Commander Scott Altman, a veteran of three previous spaceflights, was first aboard.
He was followed by rookie astronaut Andrew Feustel, 43, and the rest of the crew: pilot Greg Johnson, 54, flight engineer Megan McArthur, 37, lead spacewalker John Grunsfeld, 50, and astronauts Michael Massimino and Michael Good, both 46.
Meteorologists predicted a 90 percent chance the weather would be suitable for liftoff, although there was a slight concern about low clouds at the shuttle's emergency landing site in Spain.
The astronauts plan to spend 11 days in orbit on a final mission to service the Hubble telescope.
NASA has dispatched space shuttle crews to repair and upgrade Hubble four times since it was put into orbit in 1990.
But Atlantis' mission is the first since the 2003 Columbia accident, which changed the way NASA did business.
Among its post-Columbia safety improvements, NASA set up the International Space Station as an emergency shelter for shuttle astronauts whose spaceship may be too damaged to attempt the return flight through Earth's atmosphere.
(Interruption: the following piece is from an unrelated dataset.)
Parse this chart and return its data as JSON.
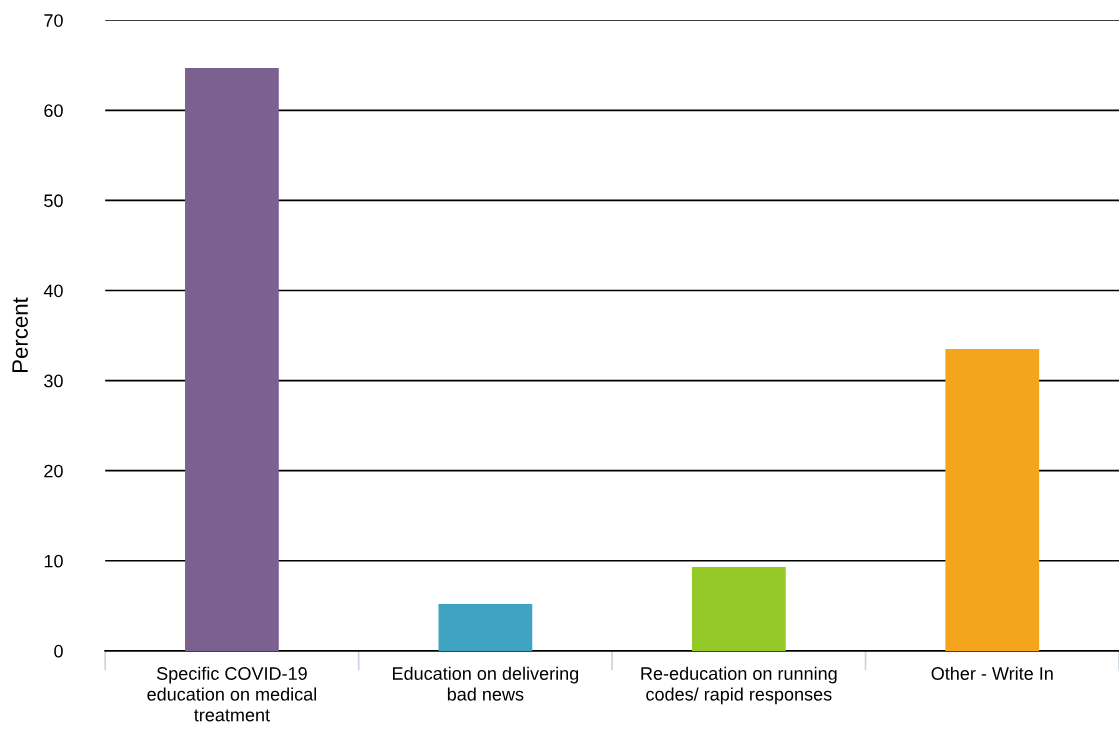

But Atlantis is heading toward an orbit too far to reach the outpost, so NASA has a second shuttle poised at the launch site ready to mount an emergency rescue mission if needed.
The 2003 accident also delayed the fifth house call to Hubble, leaving the observatory with its main camera sidelined by an electronics problem, two other instruments shut down, no backups for a key computer or the positioning system, and 20-year-old batteries that can only be half charged.
"On this mission, we're going for broke," said Hubble project scientist David Leckrone. "We set the bar extraordinarily high for ourselves."
During five spacewalks, astronauts plan to install two new cameras, repair two of the broken instruments, replace all six positioning gyroscopes and batteries, shore up the telescope's thermal insulation and attach a docking ring so that Hubble can be removed from orbit upon completion of its mission.
NASA hopes that with the upgrades Hubble, which has cost about $10 billion so far, will last until at least 2014, at which time its replacement should be in orbit and operational.
Hubble's observations have been important in all areas of astronomical research, including the still-unexplained discovery that the universe is expanding at an increasingly faster rate and that galaxies formed quite early after the Big Bang explosion that created the universe 13.7 billion years ago.
Hubble made the first measurements of gases in the atmosphere of a planet in another solar system and found evidence that raw materials for planet formation are very common.